Posted on 12/06/2011 1:47:54 PM PST by appeal2
The United States has run up a cumulative $7.5 trillion Trade Deficit. The last time the country ran a trade surplus was in 1976. Nixon closed the Gold Window in 1971. Do you believe it's just a coincidence that the rise of an un-backed Fiat Dollar and the rise of the Trade Deficit haapened so close in time? The Country has been in a pronounced economic decline since the 1970's and when the Gold Window was closed. Since then the money supply has increased many times as has inflation.

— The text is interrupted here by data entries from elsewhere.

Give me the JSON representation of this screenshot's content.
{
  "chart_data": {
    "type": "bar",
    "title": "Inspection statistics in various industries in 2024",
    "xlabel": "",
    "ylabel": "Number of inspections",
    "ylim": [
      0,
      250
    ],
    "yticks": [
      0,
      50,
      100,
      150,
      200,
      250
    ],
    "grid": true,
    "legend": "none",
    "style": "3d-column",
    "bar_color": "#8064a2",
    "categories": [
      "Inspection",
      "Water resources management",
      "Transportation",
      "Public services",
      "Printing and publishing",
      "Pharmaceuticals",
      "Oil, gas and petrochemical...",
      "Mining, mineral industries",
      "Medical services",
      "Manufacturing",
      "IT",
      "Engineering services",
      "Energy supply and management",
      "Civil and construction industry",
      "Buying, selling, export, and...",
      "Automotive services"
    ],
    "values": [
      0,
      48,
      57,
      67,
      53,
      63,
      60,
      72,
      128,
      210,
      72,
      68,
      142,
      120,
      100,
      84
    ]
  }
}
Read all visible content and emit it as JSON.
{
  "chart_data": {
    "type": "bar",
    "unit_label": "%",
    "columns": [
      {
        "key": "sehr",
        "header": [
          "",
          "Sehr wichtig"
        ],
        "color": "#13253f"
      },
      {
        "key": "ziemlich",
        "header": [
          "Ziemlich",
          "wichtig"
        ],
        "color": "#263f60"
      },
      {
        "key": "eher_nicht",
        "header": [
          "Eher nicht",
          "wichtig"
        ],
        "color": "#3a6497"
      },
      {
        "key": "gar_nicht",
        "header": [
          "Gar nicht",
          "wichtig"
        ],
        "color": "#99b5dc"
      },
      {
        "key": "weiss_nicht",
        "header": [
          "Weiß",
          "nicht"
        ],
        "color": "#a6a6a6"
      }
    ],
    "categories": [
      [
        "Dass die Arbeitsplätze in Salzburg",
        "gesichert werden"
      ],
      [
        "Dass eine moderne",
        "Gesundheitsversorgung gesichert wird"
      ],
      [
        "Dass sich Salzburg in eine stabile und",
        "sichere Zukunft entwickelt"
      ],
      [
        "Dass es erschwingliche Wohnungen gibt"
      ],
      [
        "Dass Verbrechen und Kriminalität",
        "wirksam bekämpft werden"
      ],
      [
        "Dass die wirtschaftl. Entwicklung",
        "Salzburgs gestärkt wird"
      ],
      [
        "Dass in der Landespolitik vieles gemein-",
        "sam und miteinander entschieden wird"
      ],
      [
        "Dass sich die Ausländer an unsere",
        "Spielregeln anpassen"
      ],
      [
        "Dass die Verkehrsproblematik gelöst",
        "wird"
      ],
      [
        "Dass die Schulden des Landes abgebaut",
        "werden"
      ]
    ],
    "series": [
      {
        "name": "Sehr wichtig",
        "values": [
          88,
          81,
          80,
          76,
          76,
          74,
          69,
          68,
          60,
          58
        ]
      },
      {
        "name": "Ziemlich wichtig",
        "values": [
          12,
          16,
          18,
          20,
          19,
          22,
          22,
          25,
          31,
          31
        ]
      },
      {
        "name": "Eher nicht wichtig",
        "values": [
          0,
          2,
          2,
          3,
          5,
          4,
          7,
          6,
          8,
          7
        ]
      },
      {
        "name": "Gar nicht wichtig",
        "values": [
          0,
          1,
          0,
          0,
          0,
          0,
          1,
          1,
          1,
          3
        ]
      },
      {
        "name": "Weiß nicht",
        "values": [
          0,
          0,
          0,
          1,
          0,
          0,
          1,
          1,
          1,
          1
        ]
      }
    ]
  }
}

While living standards have declined, so has domestic energy production. This has exacerbated the Trade Deficit and has cost consumers countless billions. The ability to print up currency and dump it on a willing world, in exchange for their production, has enabled the Government to present the illusion that things are alright. But look at the dying industrial cities in America. Detroit, once a paragon of industrial success, has fallen upon hard times. The average Detroit home is going for $6,000, only 25 percent of students graduate from high school and unemployment among men has reached nearly half of the work force.
Such trade imbalances were much less likely to occur under a Gold Standard. Countries were not likely to allow complete depletion of their gold reserves. Fiat currencies can keep being produced regardless how bad the imbalance becomes. Then it is up to the trading partners to decide whether or not to accept the currency. At some point enough will be enough and it will be game over.
(def. #2)
BUMP
There may be an good argument in favor of the writer’s point, but he has no clue how to make it.
Go read some history. We have had a fiat back currency since FDR.
FDR closed the gold window to US citizens. Non-citizens outside the US could still redeem paper for specie until 1971 when Nixon closed it to all.
Even US citizens could redeem their paper money for silver until the mid ‘60s.
However, the market price was $1.00 to $1.25/oz back then before inflation took off in the late ‘60s, and it would have been cheaper to just buy silver bars at market prices than to stockpile 90% silver coins even at $1.25/oz.
If one can redeem paper money for something of value, however, it’s not pure fiat.
Silver redemption was finally repudiated in 1968 even for paper money that explicitly stated that it was redeemable for silver. Since a government can negate a contract at will, all government money is fiat money regardless of its redemption promises.
The history of government money is a history of broken promises.